- Born: 1958 (age 67–68) Chennai, Tamil Nadu, India
- Occupation: Entrepreneur
- Awards: Padma Shri

= Kailasam Raghavendra Rao =

Indian entrepreneur

Kailasam Raghavendra Rao, is an Indian entrepreneur from Chennai and the founder of Orchid Chemicals & Pharmaceuticals Limited (currently Orchid Pharma Limited), a former top 500 Indian company on D and B listing, in terms of market capitalisation. The Government of India honoured Rao in 2011, with the fourth highest civilian award of Padma Shri.

==Bio==
Raghavendra Rao was born in 1958 in Chennai, in the South Indian state of Tamil Nadu. His graduate studies were in Commerce which he completed in 1977 from Andhra University and continued his studies to obtain master's degree in management from the Indian Institute of Management, Ahmedabad in 1979.

Rao began his career in 1979 as the Financial Controller at Pure Ice Creams and later, moved to Ashok Leyland in 1981. A further move to Standard Medicals and Pharmaceuticals Limited, Hyderabad exposed him to the pharmaceutical industry. During these years, Rao obtained the cost accounting qualification of ICWAI of the Institute of Cost Accountants of India and Associateship Company Secretary (ACS). The next shift was to Muscat, Oman in 1982, where he worked for Al Buraim Group and returned to India in 1992 where he established his own venture, Orchid Chemicals & Pharmaceuticals Limited, a pharmaceutical company, which over the years, grew into one of the largest pharmaceutical companies in India.

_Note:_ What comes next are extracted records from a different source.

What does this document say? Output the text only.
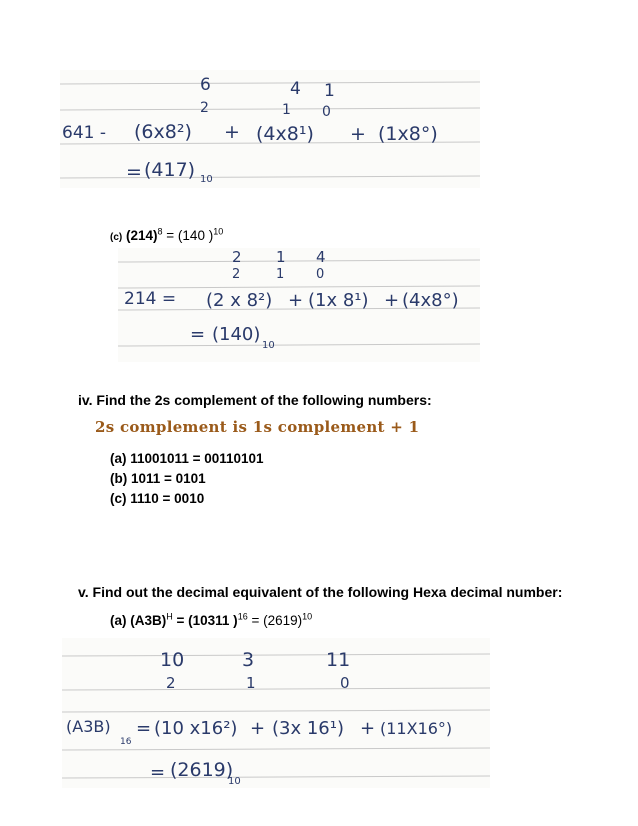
6	4 1
2	1 0
641 - (6x8²) + (4x8¹) + (1x8°)
= (417) 10
(c) $(214)^8 = (140$ )$^{10}$
2 1 4
2	1 0
214 = (2 x 8²) + (1x 8¹) + (4x8°)
= (140)
10
iv. Find the 2s complement of the following numbers:
2s complement is 1s complement + 1
(a) 11001011 = 00110101
(b) 1011 = 0101
(c) 1110 = 0010
v. Find out the decimal equivalent of the following Hexa decimal number:
(a) $(A3B)^H = (10311$ )$^{16} = (2619)^{10}$
10	3	11
2	1	0
(A3B)
16
= (10 x16²) + (3x 16¹) + (11X16°)
= (2619)
10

Raghavendra Rao is a recipient of the India Young Business Achiever Award in 1997 and the Ernst and Young Entrepreneur of the Year Award in 1999. In 2011, the Government of India included Rao in the list of Republic Day honours for the award of Padma Shri. He is a Director at Orchid Laboratories Limited, Orchid Nutricare Limited, UK, BEXEL Pharmaceuticals Inc. and Al Buraimi Group.